The statue of slaver Robert Milligan was removed from its place at the London Docklands in 2020
Chris McKenna via Wikimedia Commons
More than two years after the Conservative government announced a strategy to “retain and explain” controversial monuments and historic statues, the UK culture sector finally received the relevant guidance yesterday from the Department for Digital, Culture, Media and Sport (DCMS).
The document, written by a seven-member heritage advisory board, outlines steps that should be taken by custodians of contentious public memorials (statues, monuments and commemorations). Board members include the former director of the Equality and Human Rights Commission Trevor Phillips, the historian Robert Tombs and Anna Keay, the director of the Landmark Trust.
“This toolkit is intended to ensure that heritage decision-makers can access expert advice and good practice to support them to make better and more considered decisions with confidence when deciding how to deal with a heritage asset which may have become the focus of debate,” a DCMS statement says. The guidance does not cover heritage assets outside England or museums’ and galleries’ collections.
Yesterday (October 5), the historian David Olusoga told BBC’s Radio 4 Today programme that he has a “problem” with the new government guidance because it “regurgitates two falsehoods…the first is that the problem with statues is modern attitudes [are] changing, which implies people approved of these statues and of these men at the time. And that is often demonstrably untrue. And the other is that statues tell us our history. The advice says that removing heritage will limit our understanding of difficult parts of our history. Which statue can we point to that tells us about a difficult part of our history?”
Olusoga tells The Art Newspaper: “I think it would be more fair to also point out that I said retain and explain can be perfectly appropriate and that my problem is not so much with the practical guidance, but with the historical falsehood it repeats.”
Crucially, the government urges that controversial statues should stay in place. “There are times when a commemorative heritage asset in a public space depicts people or events that we might disapprove of today. On some occasions, this disapproval may result in calls for the commemorative heritage asset to be removed or relocated. Government policy is that these commemorative heritage assets should remain in situ,” the guidance says. Relocating a heritage asset can only be considered “once all other options had been examined and discounted” (planning consents would subsequently be required from the relevant local authority).
Ed Vaizey, the former Conservative arts minister, says: “I think this [the strategy] is broadly sensible. The number of contentious objects is growing so it is a good idea to issue guidance. But it is undermined by a blanket refusal to countenance removal, when removal or relocation could be a sensible outcome of any discussion.”

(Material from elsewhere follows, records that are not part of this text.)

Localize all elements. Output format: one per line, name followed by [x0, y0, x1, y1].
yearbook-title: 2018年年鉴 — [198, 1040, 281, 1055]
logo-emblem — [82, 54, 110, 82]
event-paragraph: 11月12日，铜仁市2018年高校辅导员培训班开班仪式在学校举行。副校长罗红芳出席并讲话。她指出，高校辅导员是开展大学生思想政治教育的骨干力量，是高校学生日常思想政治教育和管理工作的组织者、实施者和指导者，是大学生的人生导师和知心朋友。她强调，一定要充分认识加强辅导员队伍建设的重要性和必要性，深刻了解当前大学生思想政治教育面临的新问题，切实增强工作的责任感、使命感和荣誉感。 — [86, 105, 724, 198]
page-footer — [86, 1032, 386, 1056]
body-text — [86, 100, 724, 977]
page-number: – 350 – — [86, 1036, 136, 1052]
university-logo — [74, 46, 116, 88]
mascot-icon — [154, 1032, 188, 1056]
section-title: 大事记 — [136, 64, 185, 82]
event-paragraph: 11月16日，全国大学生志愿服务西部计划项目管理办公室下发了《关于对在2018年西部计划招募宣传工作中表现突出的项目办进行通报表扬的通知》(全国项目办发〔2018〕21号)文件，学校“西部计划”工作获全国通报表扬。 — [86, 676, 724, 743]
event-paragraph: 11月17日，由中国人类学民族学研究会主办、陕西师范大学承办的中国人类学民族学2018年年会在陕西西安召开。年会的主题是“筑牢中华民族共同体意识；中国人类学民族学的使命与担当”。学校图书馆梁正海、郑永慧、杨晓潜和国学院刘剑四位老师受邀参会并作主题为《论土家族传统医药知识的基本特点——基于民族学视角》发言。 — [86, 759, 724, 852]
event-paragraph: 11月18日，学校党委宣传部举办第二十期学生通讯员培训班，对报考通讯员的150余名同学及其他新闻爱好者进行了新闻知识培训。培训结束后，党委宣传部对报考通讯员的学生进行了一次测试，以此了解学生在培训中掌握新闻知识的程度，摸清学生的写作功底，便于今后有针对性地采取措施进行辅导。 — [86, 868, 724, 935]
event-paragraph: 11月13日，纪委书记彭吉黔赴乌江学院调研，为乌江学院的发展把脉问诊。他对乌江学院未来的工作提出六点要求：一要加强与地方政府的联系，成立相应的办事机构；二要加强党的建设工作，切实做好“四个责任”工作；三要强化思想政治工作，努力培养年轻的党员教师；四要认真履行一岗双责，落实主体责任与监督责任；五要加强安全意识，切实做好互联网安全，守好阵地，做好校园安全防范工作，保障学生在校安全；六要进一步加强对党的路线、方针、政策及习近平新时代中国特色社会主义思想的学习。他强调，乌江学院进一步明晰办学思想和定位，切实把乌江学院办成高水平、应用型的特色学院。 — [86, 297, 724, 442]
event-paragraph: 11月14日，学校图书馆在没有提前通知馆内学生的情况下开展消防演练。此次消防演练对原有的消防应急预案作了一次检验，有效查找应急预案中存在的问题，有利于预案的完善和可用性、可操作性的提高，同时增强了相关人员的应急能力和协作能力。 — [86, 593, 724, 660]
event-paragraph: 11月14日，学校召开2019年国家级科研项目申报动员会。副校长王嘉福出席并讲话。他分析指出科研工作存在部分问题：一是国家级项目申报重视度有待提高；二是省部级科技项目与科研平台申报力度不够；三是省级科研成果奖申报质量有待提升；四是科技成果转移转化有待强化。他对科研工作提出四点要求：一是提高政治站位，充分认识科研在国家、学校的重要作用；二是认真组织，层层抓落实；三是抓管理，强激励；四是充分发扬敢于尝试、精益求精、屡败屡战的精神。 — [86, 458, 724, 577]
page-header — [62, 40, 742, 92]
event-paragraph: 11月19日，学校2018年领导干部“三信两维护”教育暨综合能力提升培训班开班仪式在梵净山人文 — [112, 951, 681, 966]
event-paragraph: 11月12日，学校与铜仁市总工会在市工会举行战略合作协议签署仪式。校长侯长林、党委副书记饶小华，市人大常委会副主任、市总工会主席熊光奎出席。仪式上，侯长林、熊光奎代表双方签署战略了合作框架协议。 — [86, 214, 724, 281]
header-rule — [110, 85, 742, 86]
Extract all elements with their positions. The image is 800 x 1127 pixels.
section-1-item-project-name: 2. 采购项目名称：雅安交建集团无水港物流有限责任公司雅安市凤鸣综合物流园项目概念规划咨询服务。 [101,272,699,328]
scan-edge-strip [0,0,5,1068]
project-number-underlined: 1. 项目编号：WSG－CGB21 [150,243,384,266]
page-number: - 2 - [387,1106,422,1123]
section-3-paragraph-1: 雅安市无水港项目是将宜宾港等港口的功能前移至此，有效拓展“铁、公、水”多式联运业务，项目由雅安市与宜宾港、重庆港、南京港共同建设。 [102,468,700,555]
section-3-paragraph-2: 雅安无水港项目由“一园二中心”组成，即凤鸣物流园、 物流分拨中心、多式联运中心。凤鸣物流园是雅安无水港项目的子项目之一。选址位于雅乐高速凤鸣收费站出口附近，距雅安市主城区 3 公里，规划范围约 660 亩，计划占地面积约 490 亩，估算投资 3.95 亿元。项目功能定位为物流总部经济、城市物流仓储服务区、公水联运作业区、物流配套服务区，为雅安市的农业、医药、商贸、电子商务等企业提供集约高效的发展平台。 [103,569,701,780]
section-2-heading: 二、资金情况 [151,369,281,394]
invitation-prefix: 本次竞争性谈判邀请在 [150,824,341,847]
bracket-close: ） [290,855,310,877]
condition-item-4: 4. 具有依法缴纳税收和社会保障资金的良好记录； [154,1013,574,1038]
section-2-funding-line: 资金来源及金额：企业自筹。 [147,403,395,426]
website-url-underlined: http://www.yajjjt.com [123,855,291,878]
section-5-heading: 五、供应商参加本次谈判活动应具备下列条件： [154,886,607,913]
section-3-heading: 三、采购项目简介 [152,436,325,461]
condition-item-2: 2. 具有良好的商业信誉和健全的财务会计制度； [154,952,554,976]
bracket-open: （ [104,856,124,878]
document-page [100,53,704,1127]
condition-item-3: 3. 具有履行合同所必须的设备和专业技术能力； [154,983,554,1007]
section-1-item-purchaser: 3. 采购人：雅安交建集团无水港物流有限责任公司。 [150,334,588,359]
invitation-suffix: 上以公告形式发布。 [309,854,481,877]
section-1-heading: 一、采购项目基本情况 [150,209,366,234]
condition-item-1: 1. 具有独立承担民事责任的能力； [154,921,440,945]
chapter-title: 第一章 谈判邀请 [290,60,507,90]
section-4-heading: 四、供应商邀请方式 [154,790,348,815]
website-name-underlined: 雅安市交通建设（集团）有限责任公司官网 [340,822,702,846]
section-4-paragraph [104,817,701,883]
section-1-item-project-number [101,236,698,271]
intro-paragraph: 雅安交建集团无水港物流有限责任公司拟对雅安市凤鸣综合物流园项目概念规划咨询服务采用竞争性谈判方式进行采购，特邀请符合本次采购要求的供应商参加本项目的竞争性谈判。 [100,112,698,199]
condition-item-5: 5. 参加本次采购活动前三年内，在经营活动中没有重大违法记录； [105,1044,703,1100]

A five-step plan is provided “for dealing with calls to remove commemorative heritage assets”. Step one involves calling for evidence, prompting questions such as who owns the heritage asset or “what were the prevailing attitudes at the time of the subject’s life”. The historical evidence provided should be rooted in “academic rigour”, stresses the guidance. Next steps involve commissioning a more detailed examination of the asset, consulting stakeholders and the relevant communities and in the final stages, custodians deciding how they will explain the asset.
Ways of explaining the contentious statuary could include “a separate, publicly-accessible exhibition close by, allowing a fuller story of the heritage asset to be told in its context; updating existing explanatory material in proximity to the heritage asset (for example, a permanent street-level notice); making a digital account of the history available, for instance by a QR code close to the statue or memorial (digital interpretation allows for a variety of viewpoints to be shared easily)”.
Lucy Frazer, the UK Culture Secretary, says in a statement accompanying the guidance: “The UK has a proud history as an engine for progress, democracy and liberal values. That is why I want all our cultural institutions to resist being driven by any politics or agenda and to use their assets to educate and inform rather than to seek to erase the parts of our history that we are uncomfortable with.”
“Retain and explain” was first mooted by the then communities secretary Robert Jenrick in January 2021 when the government proposed “new laws to protect England’s cultural and historic heritage”. The move came amid a row in the UK following the removal of the statue of slave trader Edward Colston in Bristol by protesters in June 2020, and other contentious statuary.
The then Culture Secretary, Oliver Dowden, held a summit in February 2021 telling national museum heads and leaders from the National Trust, Historic England, the National Lottery Heritage Fund and Arts Council England how to implement the government’s “retain and explain” approach.
The following May, under the headline, “We won’t allow Britain’s history to be cancelled”, Dowden announced in the Sunday Telegraph that a new heritage board had been formed to discuss how heritage organisations could put “retain and explain” into practice.